Sur le bilan mitigé, Agnès Langevine dit que “ces zones Natura 2000 ont quand même permis de mieux protéger la biodiversité voire parfois la restaurer. Et puis dans le détail le bilan est inégal : si la zone est dans un espace parc naturel non urbanisé ce n’est pas la même situation que dans un Natura 2000 en forte pression entropique. Il faut renforcer les Natura 2000 et surtout que ces labels intègrent la stratégie régionale de défense de la biodiversité. Il faut arrêter de détruire. L’idée, c’est d’être dans la transversalité et faire en sorte du moindre impact de nos politiques sur le vivant. Ces aires sont un outil très important de connaissance. Ces Natura 2000 ont aussi une vocation d’aménagement du territoire ; d’appropriation par les élus locaux ; d’entrainer les élus pour que dans leurs documents d’urbanisme la biodiversité y soit intégrée.”

“Alléger l’empreinte touristique sur les milieux les plus fragiles. La question c’est comment on les régule ?”

CANIGOU TROBADA
En route pour le sommet ! Photo © Michel CASTILLO Cd 66.

Quant à la sur-fréquentation des sites, Agnès Langevine confie que “c’est un grand sujet que nous avons abordé pendant ces deux journées. C’est un sujet majeur depuis la sortie des confinements, y compris auprès des acteurs touristiques. Il y a toute une réflexion à avoir pour la régulation des “flux” pour alléger l’empreinte touristique sur les milieux les plus fragiles.”

La vice-président de la région précise : “La question c’est comment on les régule ? Soit par l’argent : en faisant payer ou en augmentant le prix d’entrée comme les parcs aux USA. On peut aussi le faire par de l’aménagement, comme en certains endroits du littoral languedocien pour ne pas que les gens marchent en nombre n’importe où. A ce sujet, nous sommes allés hier avec la secrétaire d’Etat Bérengère Couillard on est allé visiter, au Grand et Petit Travers à la Grande Motte, tout l’aménagement du lido avec régulation des flux : la route a été supprimée, il y a des parkings, etc., en marge du forum de l’Anel, l’association nationale des élus du littoral. Il y a déjà, dans la région, des interdiction de rouler en 4X4 au Canigou ; pour aller aux Bouillouses, dans les P.-O., le choix a été faite d’en interdire l’accès en voiture, etc.”

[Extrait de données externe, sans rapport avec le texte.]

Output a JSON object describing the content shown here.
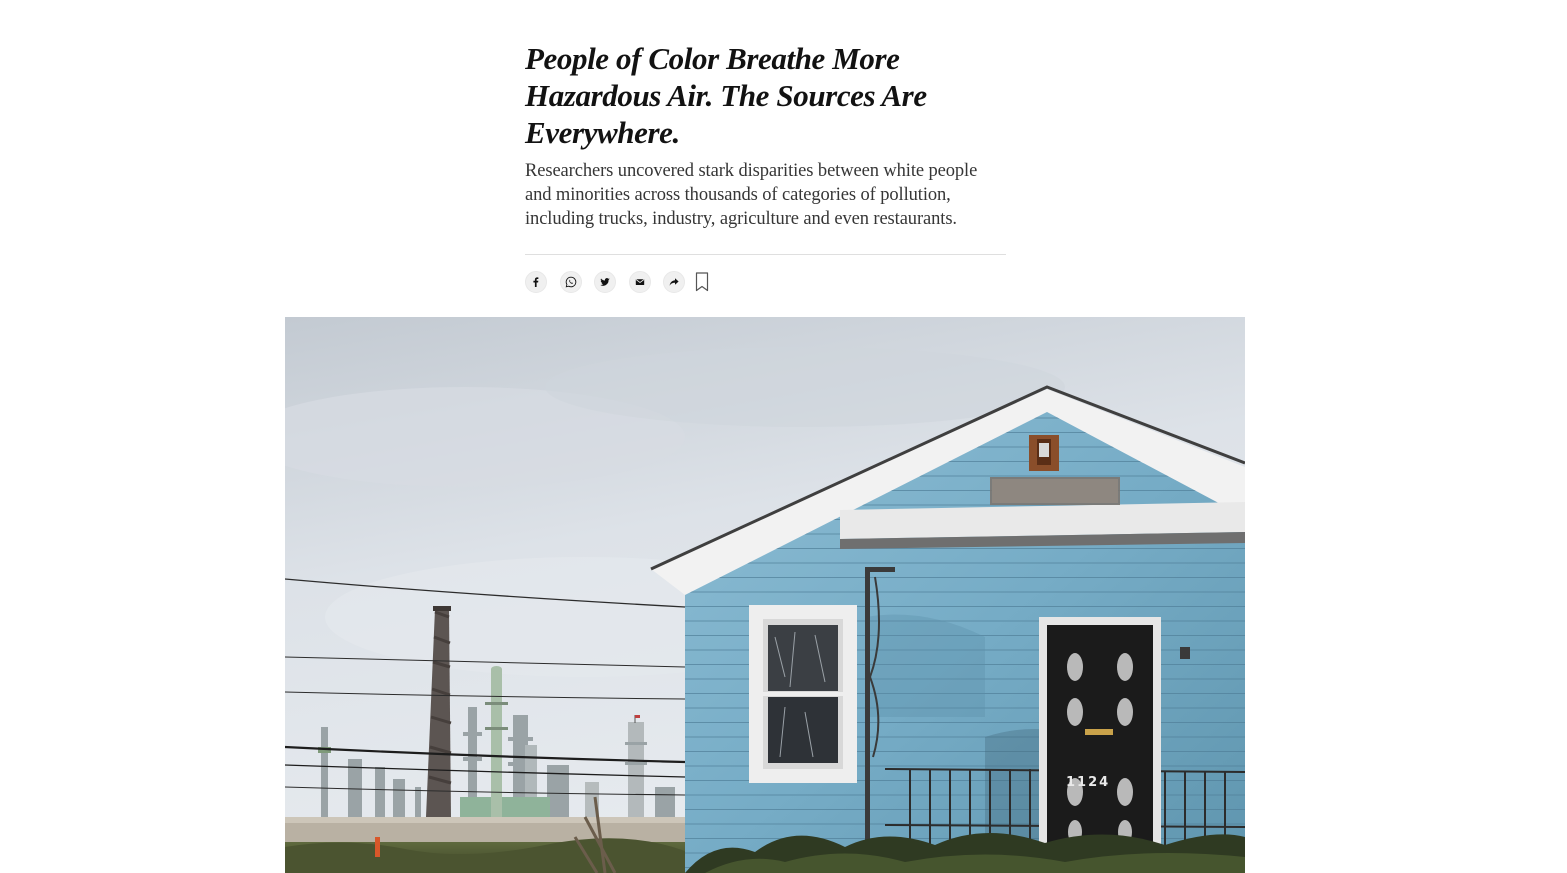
{
  "article": {
    "headline": "People of Color Breathe More Hazardous Air. The Sources Are Everywhere.",
    "summary": "Researchers uncovered stark disparities between white people and minorities across thousands of categories of pollution, including trucks, industry, agriculture and even restaurants."
  },
  "share_bar": {
    "buttons": [
      {
        "icon": "facebook-icon"
      },
      {
        "icon": "whatsapp-icon"
      },
      {
        "icon": "twitter-icon"
      },
      {
        "icon": "email-icon"
      },
      {
        "icon": "share-arrow-icon"
      },
      {
        "icon": "bookmark-icon"
      }
    ]
  },
  "hero_image": {
    "house_number": "1124"
  },
  "colors": {
    "text": "#121212",
    "summary_text": "#363636",
    "divider": "#dfdfdf",
    "icon_bg": "#f0f0f0",
    "house_siding": "#7fb3cc"
  }
}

Mieux articuler les actions

Comme la région est chef de file dans la sauvegarde de la biodiversité, “cela va nous permettre de mieux articuler les actions avec les aires naturelles, les parcs naturels, de mieux les inscrire à notre schéma de développement. En clair, plus ces Natura 2000 sont intégrées aux territoires plus on les porte efficacement et collectivement, du tourisme aux documents d’urbanisme jusqu’au zéro artificalisation nette ou la lutte contre l’érosion…”

Olivier SCHLAMA

  • (1) Mis en place en application de la directive européenne habitats de 1992, le réseau Natura 2000 est composé de sites naturels désignés par les États membres et la commission européenne. L’objectif de ce réseau écologique européen est de stopper la dégradation des habitats naturels et les menaces qui pèsent sur les espèces de faune et de flore sauvage d’intérêt communautaire.
  • Les Etats membres sont tenus de mettre en œuvre les mesures nécessaires à la conservation de la biodiversité qui a justifié la désignation des sites. En France, ces mesures sont identifiées et mises en œuvre par les gestionnaires des sites (dans la majorité des cas des collectivités locales) à travers des plans de gestion établis en lien avec les acteurs intéressés.
  • Le financement des mesures de restauration est assuré en majeure partie par l’Union Européenne. Les responsables des plans, programmes, projets et interventions susceptibles d’affecter les objectifs de conservation spécifiques des sites sont tenus de produire des évaluations environnementales, qui peuvent, s’il apparaît qu’ils remettent en cause lesdits objectifs, compromettre l’obtention des autorisations nécessaires.